Clinical voice analysis of Carnatic singers

Ravikumar Arunachalam, Prakash Boominathan, Shenbagavalli Mahalingam
Journal of Voice 2014, 28 (1): 128.e1-128.e9

BACKGROUND AND OBJECTIVE: Carnatic singing is a classical South Indian style of music that involves rigorous training to produce an "open throated" loud, predominantly low-pitched singing, embedded with vocal nuances in higher pitches. Voice problems in singers are not uncommon. The objective was to report the nature of voice problems and apply a routine protocol to assess the voice.

METHODS: Forty-five trained performing singers (females: 36 and males: 9) who reported to a tertiary care hospital with voice problems underwent voice assessment. The study analyzed their problems and the clinical findings.

RESULTS: Voice change, difficulty in singing higher pitches, and voice fatigue were major complaints. Most of the singers suffered laryngopharyngeal reflux that coexisted with muscle tension dysphonia and chronic laryngitis. Speaking voices were rated predominantly as "moderate deviation" on GRBAS (Grade, Rough, Breathy, Asthenia, and Strain). Maximum phonation time ranged from 4 to 29 seconds (females: 10.2, standard deviation [SD]: 5.28 and males: 15.7, SD: 5.79). Singing frequency range was reduced (females: 21.3 Semitones and males: 23.99 Semitones). Dysphonia severity index (DSI) scores ranged from -3.5 to 4.91 (females: 0.075 and males: 0.64). Singing frequency range and DSI did not show significant difference between sex and across clinical diagnosis.

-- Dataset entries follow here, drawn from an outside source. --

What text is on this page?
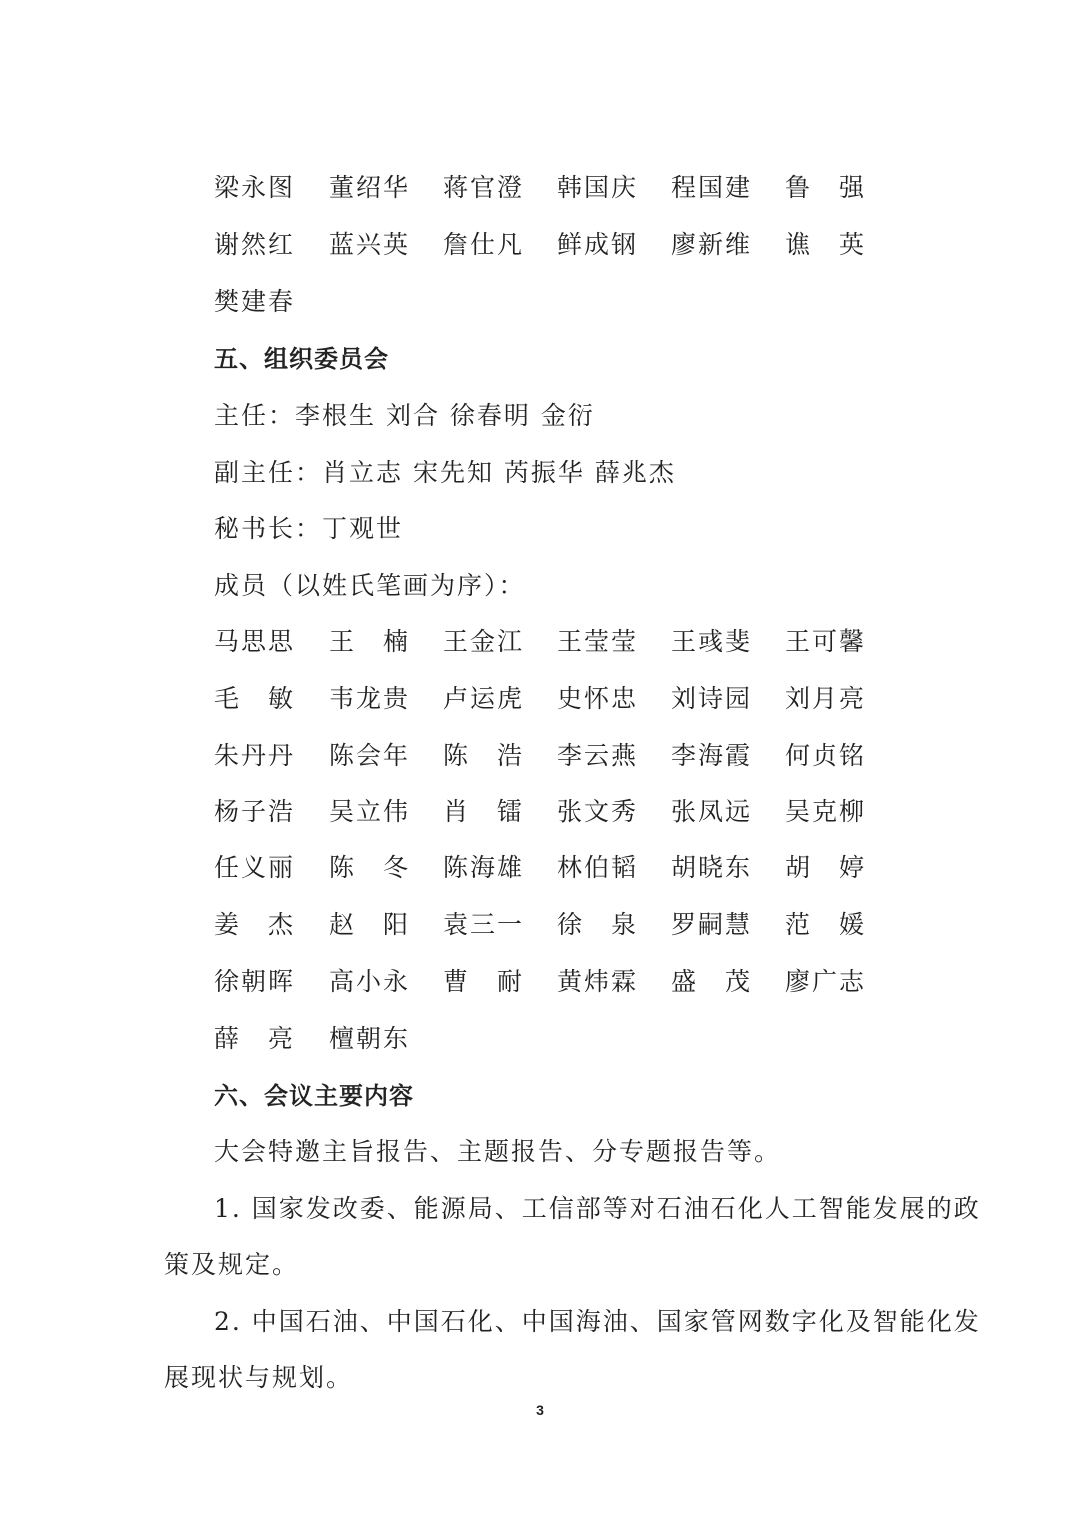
梁永图 董绍华 蒋官澄 韩国庆 程国建 鲁　强
谢然红 蓝兴英 詹仕凡 鲜成钢 廖新维 谯　英
樊建春
五、组织委员会
主任：李根生 刘合 徐春明 金衍
副主任：肖立志 宋先知 芮振华 薛兆杰
秘书长：丁观世
成员（以姓氏笔画为序）：
马思思 王　楠 王金江 王莹莹 王彧斐 王可馨
毛　敏 韦龙贵 卢运虎 史怀忠 刘诗园 刘月亮
朱丹丹 陈会年 陈　浩 李云燕 李海霞 何贞铭
杨子浩 吴立伟 肖　镭 张文秀 张凤远 吴克柳
任义丽 陈　冬 陈海雄 林伯韬 胡晓东 胡　婷
姜　杰 赵　阳 袁三一 徐　泉 罗嗣慧 范　媛
徐朝晖 高小永 曹　耐 黄炜霖 盛　茂 廖广志
薛　亮 檀朝东
六、会议主要内容
大会特邀主旨报告、主题报告、分专题报告等。
1. 国家发改委、能源局、工信部等对石油石化人工智能发展的政
策及规定。
2. 中国石油、中国石化、中国海油、国家管网数字化及智能化发
展现状与规划。
3
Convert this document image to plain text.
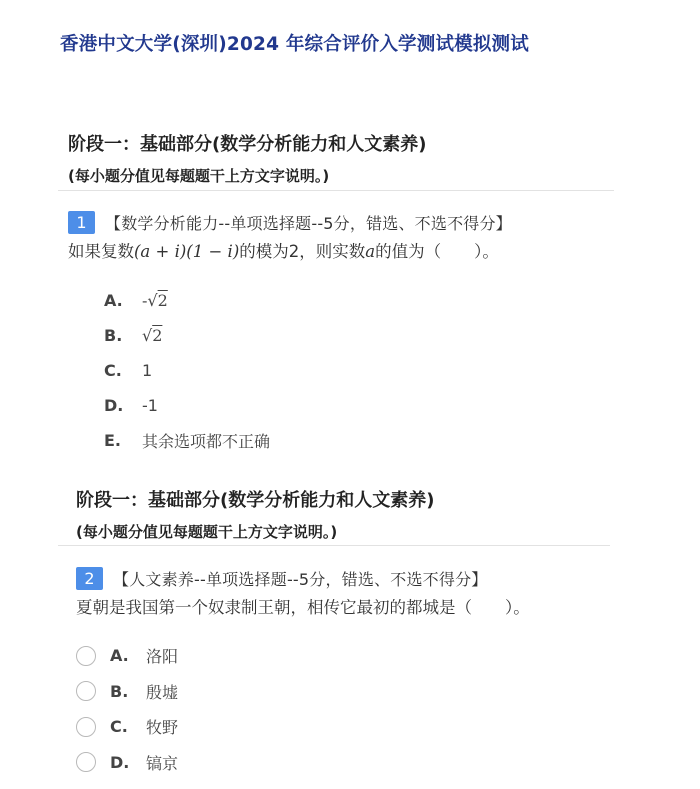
香港中文大学(深圳)2024 年综合评价入学测试模拟测试
阶段一：基础部分(数学分析能力和人文素养)
(每小题分值见每题题干上方文字说明。)
1	【数学分析能力--单项选择题--5分，错选、不选不得分】
如果复数(a + i)(1 − i)的模为2，则实数a的值为（　　）。
A.	-√2
B.	√2
C.	1
D.	-1
E.	其余选项都不正确
阶段一：基础部分(数学分析能力和人文素养)
(每小题分值见每题题干上方文字说明。)
2	【人文素养--单项选择题--5分，错选、不选不得分】
夏朝是我国第一个奴隶制王朝，相传它最初的都城是（　　）。
A.	洛阳
B.	殷墟
C.	牧野
D.	镐京
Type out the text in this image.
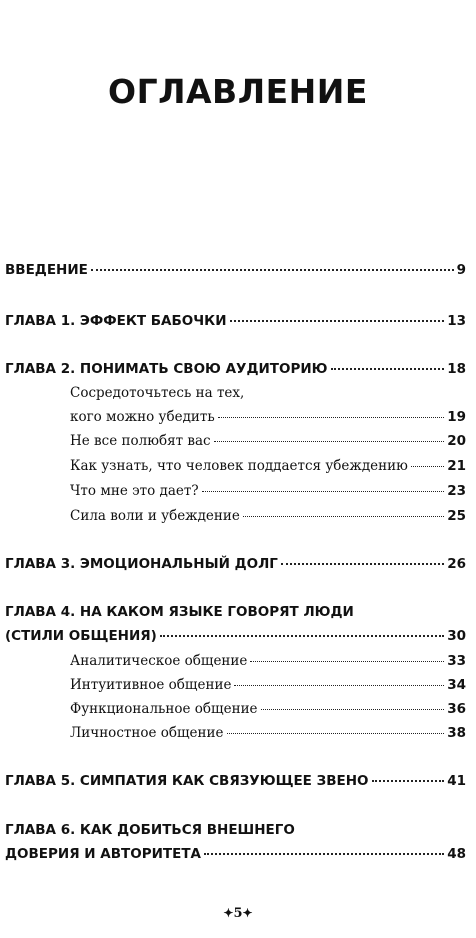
ОГЛАВЛЕНИЕ
ВВЕДЕНИЕ	9
ГЛАВА 1. ЭФФЕКТ БАБОЧКИ	13
ГЛАВА 2. ПОНИМАТЬ СВОЮ АУДИТОРИЮ	18
Сосредоточьтесь на тех,
кого можно убедить	19
Не все полюбят вас	20
Как узнать, что человек поддается убеждению	21
Что мне это дает?	23
Сила воли и убеждение	25
ГЛАВА 3. ЭМОЦИОНАЛЬНЫЙ ДОЛГ	26
ГЛАВА 4. НА КАКОМ ЯЗЫКЕ ГОВОРЯТ ЛЮДИ
(СТИЛИ ОБЩЕНИЯ)	30
Аналитическое общение	33
Интуитивное общение	34
Функциональное общение	36
Личностное общение	38
ГЛАВА 5. СИМПАТИЯ КАК СВЯЗУЮЩЕЕ ЗВЕНО	41
ГЛАВА 6. КАК ДОБИТЬСЯ ВНЕШНЕГО
ДОВЕРИЯ И АВТОРИТЕТА	48
✦5✦
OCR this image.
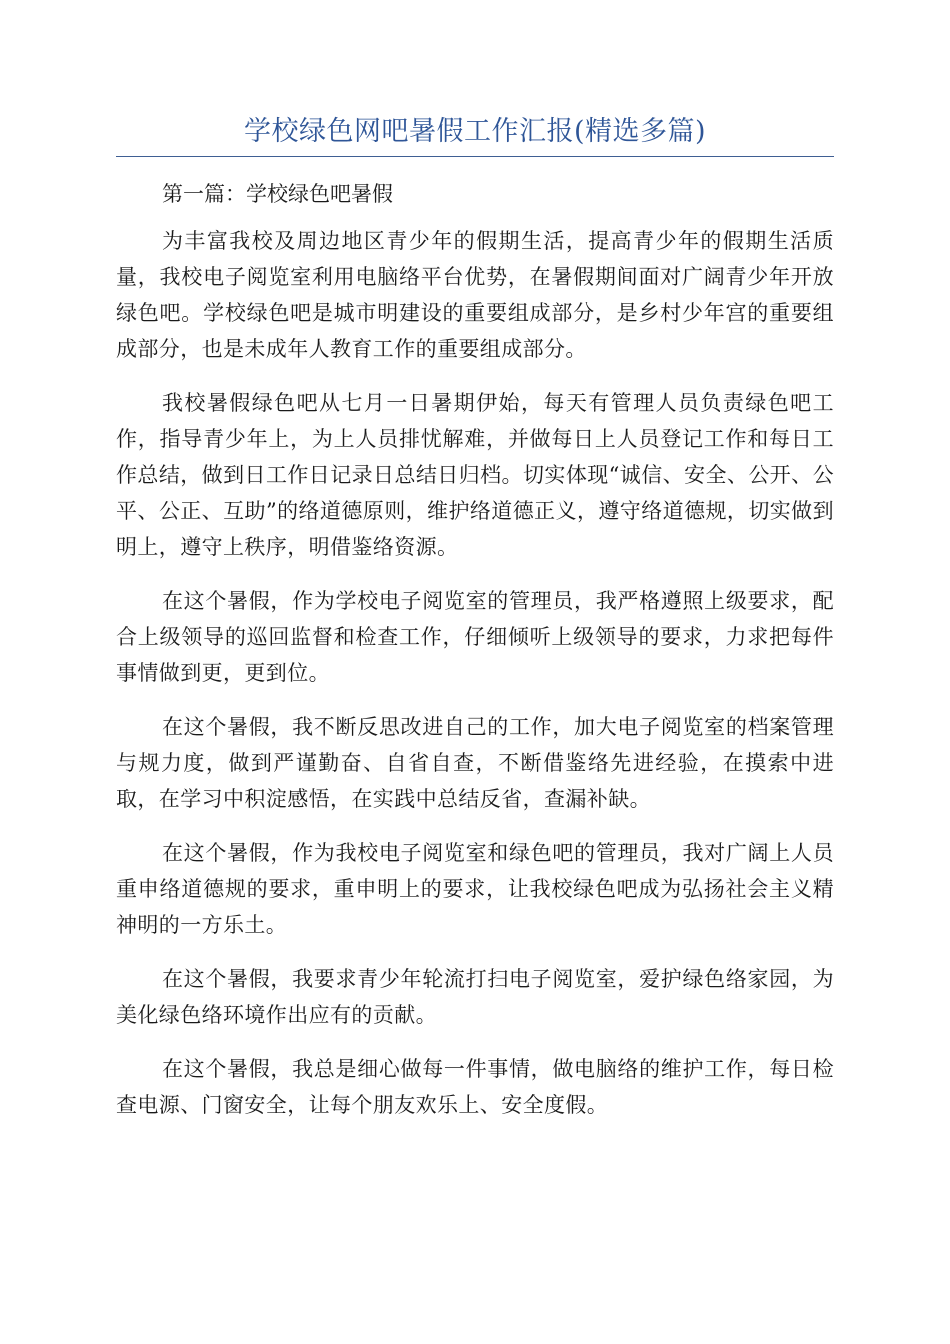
学校绿色网吧暑假工作汇报(精选多篇)

第一篇：学校绿色吧暑假

为丰富我校及周边地区青少年的假期生活，提高青少年的假期生活质量，我校电子阅览室利用电脑络平台优势，在暑假期间面对广阔青少年开放绿色吧。学校绿色吧是城市明建设的重要组成部分，是乡村少年宫的重要组成部分，也是未成年人教育工作的重要组成部分。

我校暑假绿色吧从七月一日暑期伊始，每天有管理人员负责绿色吧工作，指导青少年上，为上人员排忧解难，并做每日上人员登记工作和每日工作总结，做到日工作日记录日总结日归档。切实体现“诚信、安全、公开、公平、公正、互助”的络道德原则，维护络道德正义，遵守络道德规，切实做到明上，遵守上秩序，明借鉴络资源。

在这个暑假，作为学校电子阅览室的管理员，我严格遵照上级要求，配合上级领导的巡回监督和检查工作，仔细倾听上级领导的要求，力求把每件事情做到更，更到位。

在这个暑假，我不断反思改进自己的工作，加大电子阅览室的档案管理与规力度，做到严谨勤奋、自省自查，不断借鉴络先进经验，在摸索中进取，在学习中积淀感悟，在实践中总结反省，查漏补缺。

在这个暑假，作为我校电子阅览室和绿色吧的管理员，我对广阔上人员重申络道德规的要求，重申明上的要求，让我校绿色吧成为弘扬社会主义精神明的一方乐土。

在这个暑假，我要求青少年轮流打扫电子阅览室，爱护绿色络家园，为美化绿色络环境作出应有的贡献。

在这个暑假，我总是细心做每一件事情，做电脑络的维护工作，每日检查电源、门窗安全，让每个朋友欢乐上、安全度假。
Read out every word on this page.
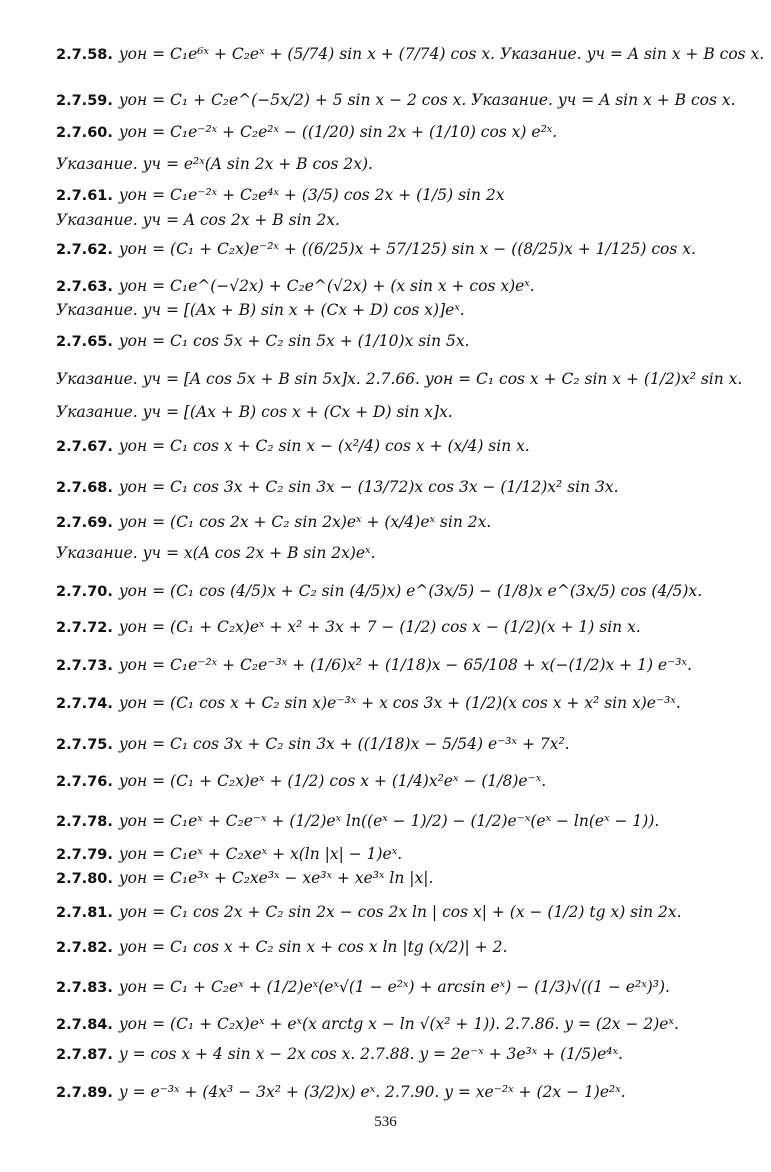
2.7.58. yон = C₁e⁶ˣ + C₂eˣ + (5/74) sin x + (7/74) cos x. Указание. yч = A sin x + B cos x.
2.7.59. yон = C₁ + C₂e^(−5x/2) + 5 sin x − 2 cos x. Указание. yч = A sin x + B cos x.
2.7.60. yон = C₁e⁻²ˣ + C₂e²ˣ − ((1/20) sin 2x + (1/10) cos x) e²ˣ.
Указание. yч = e²ˣ(A sin 2x + B cos 2x).
2.7.61. yон = C₁e⁻²ˣ + C₂e⁴ˣ + (3/5) cos 2x + (1/5) sin 2x
Указание. yч = A cos 2x + B sin 2x.
2.7.62. yон = (C₁ + C₂x)e⁻²ˣ + ((6/25)x + 57/125) sin x − ((8/25)x + 1/125) cos x.
2.7.63. yон = C₁e^(−√2x) + C₂e^(√2x) + (x sin x + cos x)eˣ.
Указание. yч = [(Ax + B) sin x + (Cx + D) cos x)]eˣ.
2.7.65. yон = C₁ cos 5x + C₂ sin 5x + (1/10)x sin 5x.
Указание. yч = [A cos 5x + B sin 5x]x. 2.7.66. yон = C₁ cos x + C₂ sin x + (1/2)x² sin x.
Указание. yч = [(Ax + B) cos x + (Cx + D) sin x]x.
2.7.67. yон = C₁ cos x + C₂ sin x − (x²/4) cos x + (x/4) sin x.
2.7.68. yон = C₁ cos 3x + C₂ sin 3x − (13/72)x cos 3x − (1/12)x² sin 3x.
2.7.69. yон = (C₁ cos 2x + C₂ sin 2x)eˣ + (x/4)eˣ sin 2x.
Указание. yч = x(A cos 2x + B sin 2x)eˣ.
2.7.70. yон = (C₁ cos (4/5)x + C₂ sin (4/5)x) e^(3x/5) − (1/8)x e^(3x/5) cos (4/5)x.
2.7.72. yон = (C₁ + C₂x)eˣ + x² + 3x + 7 − (1/2) cos x − (1/2)(x + 1) sin x.
2.7.73. yон = C₁e⁻²ˣ + C₂e⁻³ˣ + (1/6)x² + (1/18)x − 65/108 + x(−(1/2)x + 1) e⁻³ˣ.
2.7.74. yон = (C₁ cos x + C₂ sin x)e⁻³ˣ + x cos 3x + (1/2)(x cos x + x² sin x)e⁻³ˣ.
2.7.75. yон = C₁ cos 3x + C₂ sin 3x + ((1/18)x − 5/54) e⁻³ˣ + 7x².
2.7.76. yон = (C₁ + C₂x)eˣ + (1/2) cos x + (1/4)x²eˣ − (1/8)e⁻ˣ.
2.7.78. yон = C₁eˣ + C₂e⁻ˣ + (1/2)eˣ ln((eˣ − 1)/2) − (1/2)e⁻ˣ(eˣ − ln(eˣ − 1)).
2.7.79. yон = C₁eˣ + C₂xeˣ + x(ln |x| − 1)eˣ.
2.7.80. yон = C₁e³ˣ + C₂xe³ˣ − xe³ˣ + xe³ˣ ln |x|.
2.7.81. yон = C₁ cos 2x + C₂ sin 2x − cos 2x ln | cos x| + (x − (1/2) tg x) sin 2x.
2.7.82. yон = C₁ cos x + C₂ sin x + cos x ln |tg (x/2)| + 2.
2.7.83. yон = C₁ + C₂eˣ + (1/2)eˣ(eˣ√(1 − e²ˣ) + arcsin eˣ) − (1/3)√((1 − e²ˣ)³).
2.7.84. yон = (C₁ + C₂x)eˣ + eˣ(x arctg x − ln √(x² + 1)). 2.7.86. y = (2x − 2)eˣ.
2.7.87. y = cos x + 4 sin x − 2x cos x. 2.7.88. y = 2e⁻ˣ + 3e³ˣ + (1/5)e⁴ˣ.
2.7.89. y = e⁻³ˣ + (4x³ − 3x² + (3/2)x) eˣ. 2.7.90. y = xe⁻²ˣ + (2x − 1)e²ˣ.
536
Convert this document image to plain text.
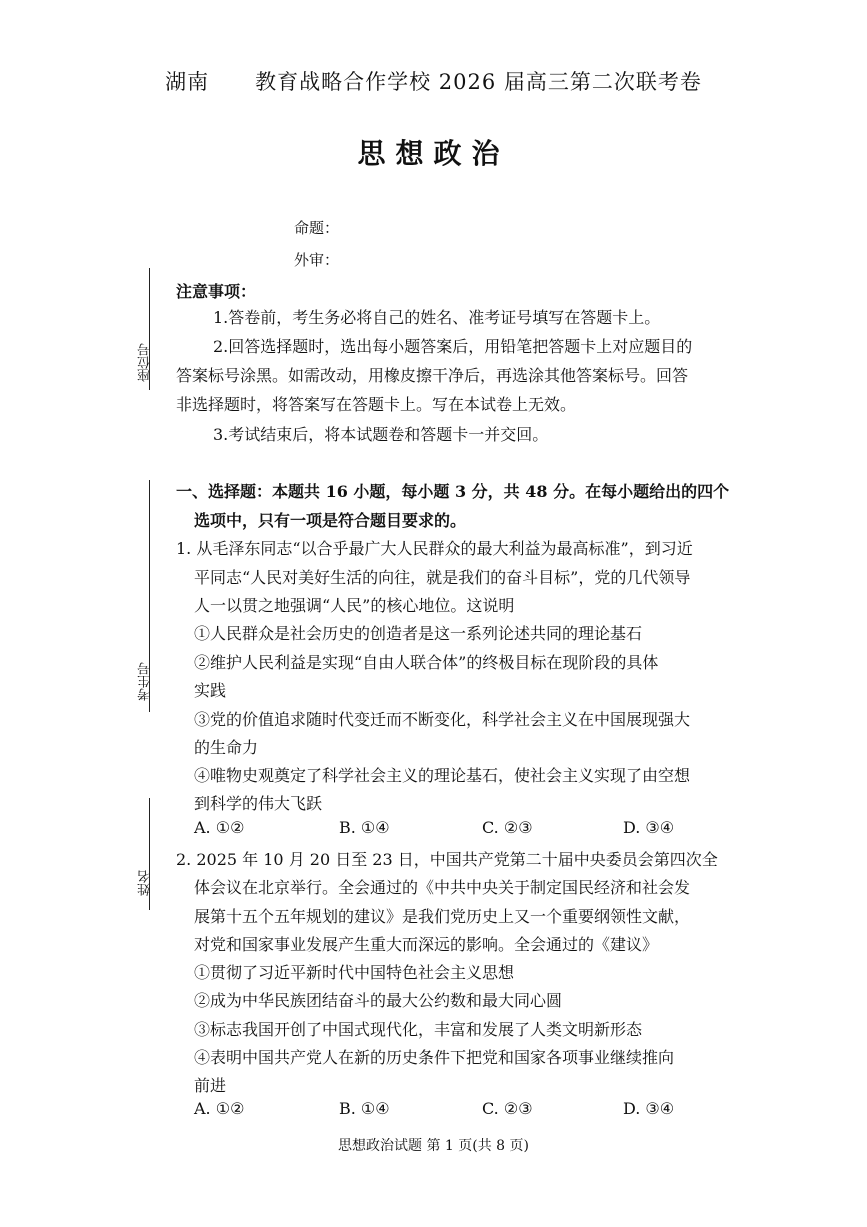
湖南 教育战略合作学校 2026 届高三第二次联考卷
思想政治
命题：
外审：
座位号
考生号
姓名
注意事项：
1.答卷前，考生务必将自己的姓名、准考证号填写在答题卡上。
2.回答选择题时，选出每小题答案后，用铅笔把答题卡上对应题目的
答案标号涂黑。如需改动，用橡皮擦干净后，再选涂其他答案标号。回答
非选择题时，将答案写在答题卡上。写在本试卷上无效。
3.考试结束后，将本试题卷和答题卡一并交回。
一、选择题：本题共 16 小题，每小题 3 分，共 48 分。在每小题给出的四个
选项中，只有一项是符合题目要求的。
1. 从毛泽东同志“以合乎最广大人民群众的最大利益为最高标准”，到习近
平同志“人民对美好生活的向往，就是我们的奋斗目标”，党的几代领导
人一以贯之地强调“人民”的核心地位。这说明
①人民群众是社会历史的创造者是这一系列论述共同的理论基石
②维护人民利益是实现“自由人联合体”的终极目标在现阶段的具体
实践
③党的价值追求随时代变迁而不断变化，科学社会主义在中国展现强大
的生命力
④唯物史观奠定了科学社会主义的理论基石，使社会主义实现了由空想
到科学的伟大飞跃
A. ①②	B. ①④	C. ②③	D. ③④
2. 2025 年 10 月 20 日至 23 日，中国共产党第二十届中央委员会第四次全
体会议在北京举行。全会通过的《中共中央关于制定国民经济和社会发
展第十五个五年规划的建议》是我们党历史上又一个重要纲领性文献，
对党和国家事业发展产生重大而深远的影响。全会通过的《建议》
①贯彻了习近平新时代中国特色社会主义思想
②成为中华民族团结奋斗的最大公约数和最大同心圆
③标志我国开创了中国式现代化，丰富和发展了人类文明新形态
④表明中国共产党人在新的历史条件下把党和国家各项事业继续推向
前进
A. ①②	B. ①④	C. ②③	D. ③④
思想政治试题 第 1 页(共 8 页)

Self-perception using voice disorder outcome profile revealed overall severity score of 5.1 (SD: 2.7). Findings are discussed from a clinical intervention perspective.

CONCLUSIONS: Study highlighted the nature of voice problems (hyperfunctional) and required modifications in assessment protocol for Carnatic singers. Need for regular assessments and vocal hygiene education to maintain good vocal health are emphasized as outcomes.